The 2015 Vineyard Ordinance, spearheaded by LA County District 3 Supervisor Sheila Kuehl, already established a conditional use permit requirement for any new or expanded vineyards in the north area, with rules the petitioners describe as “onerous.”

Petitioners claim that grapevines are “drought-tolerant, requiring far less water than other crops, that vineyards provide fire breaks, and would only take up about two percent of the entire North Area, even if all current applications for expansion were approved. They defend their farming practices as modern and “sustainable,” and cite the revenue from wine tourism that their vineyards bring to the local economy.

The vintners and growers petition expressed concern that LA County would rely on this ordinance “as a pretext to prohibit existing vineyard owners from replanting or rehabilitating vineyards destroyed by natural causes such as the Woolsey Fire.”

The banning of new vineyards in the adjacent Santa Monica Mountains coastal zone has a 20-year  history, and the county wants the coastal zone and the north area of the mountains to have the same basic land use regulations because they’re adjacent and geographically similar.

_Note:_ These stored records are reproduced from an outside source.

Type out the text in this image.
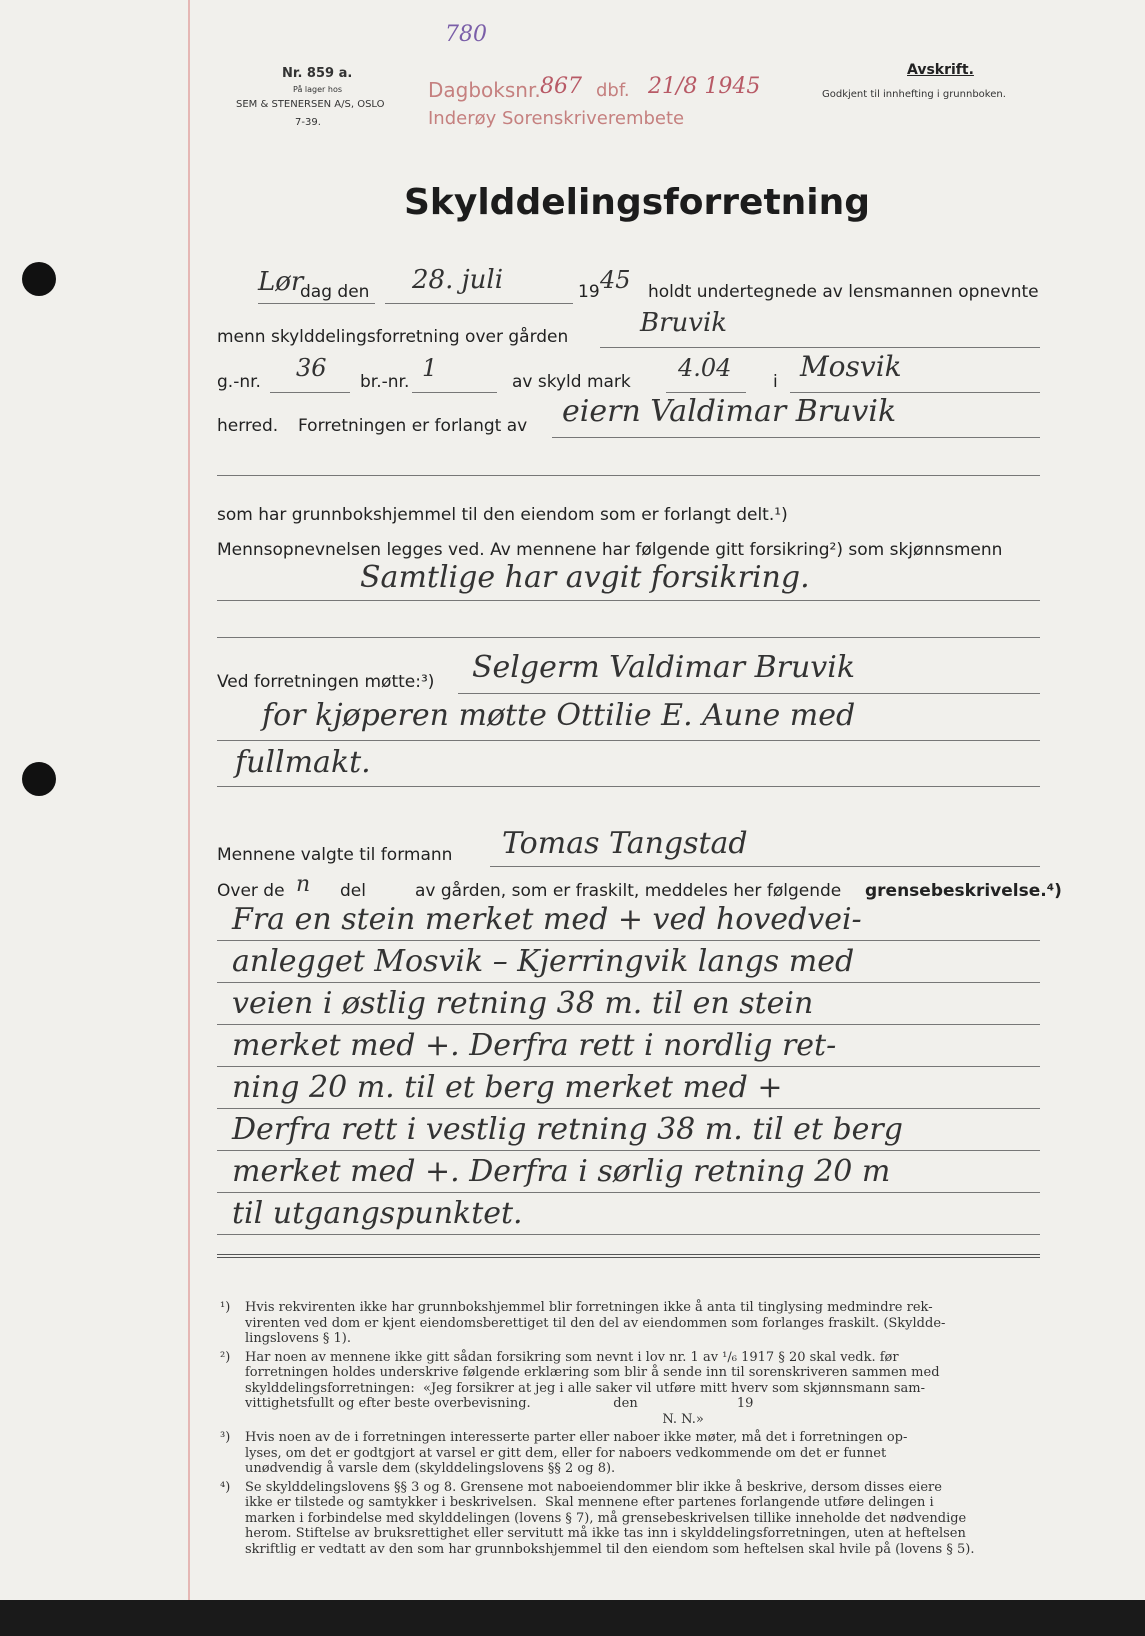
780
Nr. 859 a.
På lager hos
SEM & STENERSEN A/S, OSLO
7-39.
Dagboksnr. 867 dbf. 21/8 1945
Inderøy Sorenskriverembete
Avskrift.
Godkjent til innhefting i grunnboken.
Skylddelingsforretning
Lør
dag den 28. juli	19 45 holdt undertegnede av lensmannen opnevnte
menn skylddelingsforretning over gården	Bruvik
g.-nr. 36 br.-nr. 1	av skyld mark 4.04 i Mosvik
herred. Forretningen er forlangt av eiern Valdimar Bruvik
som har grunnbokshjemmel til den eiendom som er forlangt delt.¹)
Mennsopnevnelsen legges ved. Av mennene har følgende gitt forsikring²) som skjønnsmenn
Samtlige har avgit forsikring.
Ved forretningen møtte:³) Selgerm Valdimar Bruvik
for kjøperen møtte Ottilie E. Aune med
fullmakt.
Mennene valgte til formann Tomas Tangstad
Over de n del	av gården, som er fraskilt, meddeles her følgende grensebeskrivelse.⁴)
Fra en stein merket med + ved hovedvei-
anlegget Mosvik – Kjerringvik langs med
veien i østlig retning 38 m. til en stein
merket med +. Derfra rett i nordlig ret-
ning 20 m. til et berg merket med +
Derfra rett i vestlig retning 38 m. til et berg
merket med +. Derfra i sørlig retning 20 m
til utgangspunktet.
¹) Hvis rekvirenten ikke har grunnbokshjemmel blir forretningen ikke å anta til tinglysing medmindre rek-
virenten ved dom er kjent eiendomsberettiget til den del av eiendommen som forlanges fraskilt. (Skyldde-
lingslovens § 1).
²) Har noen av mennene ikke gitt sådan forsikring som nevnt i lov nr. 1 av ¹/₆ 1917 § 20 skal vedk. før
forretningen holdes underskrive følgende erklæring som blir å sende inn til sorenskriveren sammen med
skylddelingsforretningen:  «Jeg forsikrer at jeg i alle saker vil utføre mitt hverv som skjønnsmann sam-
vittighetsfullt og efter beste overbevisning.                    den                        19
N. N.»
³) Hvis noen av de i forretningen interesserte parter eller naboer ikke møter, må det i forretningen op-
lyses, om det er godtgjort at varsel er gitt dem, eller for naboers vedkommende om det er funnet
unødvendig å varsle dem (skylddelingslovens §§ 2 og 8).
⁴) Se skylddelingslovens §§ 3 og 8. Grensene mot naboeiendommer blir ikke å beskrive, dersom disses eiere
ikke er tilstede og samtykker i beskrivelsen.  Skal mennene efter partenes forlangende utføre delingen i
marken i forbindelse med skylddelingen (lovens § 7), må grensebeskrivelsen tillike inneholde det nødvendige
herom. Stiftelse av bruksrettighet eller servitutt må ikke tas inn i skylddelingsforretningen, uten at heftelsen
skriftlig er vedtatt av den som har grunnbokshjemmel til den eiendom som heftelsen skal hvile på (lovens § 5).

Former county supervisor Zev Yaroslavsky explained in 2014 that, with rare exceptions, it’s the California Coastal Commission—not the county—that has prohibited new vineyards since the early 2000s based on an informal rule known as the Dixon Memo, which declares all of the Santa Monica Mountains an Environmentally Sensitive Habitat Area (commonly known by its acronym, ESHA).

In 2014, the commission upheld the outright ban on new vineyards in the mountain coastal zone, citing pesticide use, scarcity of water for irrigation and soil erosion into streams. A number of speakers came specifically to decry the proliferation of vineyards in the area.

Yaroslavsky said at the time, during an April 2014 commission meeting in Santa Barbara, that “vineyards are beautiful in the right location, but here they create a moonscape with erosion and loss of habitat … We’ve had health issues, pesticide issues, water issues. Vines suck up all the water.”

The former supervisor added, “The effects are devastating, and we should not stand idly by waiting for this problem to spin out of control, and it will spin out of control if we don’t do something about it now.”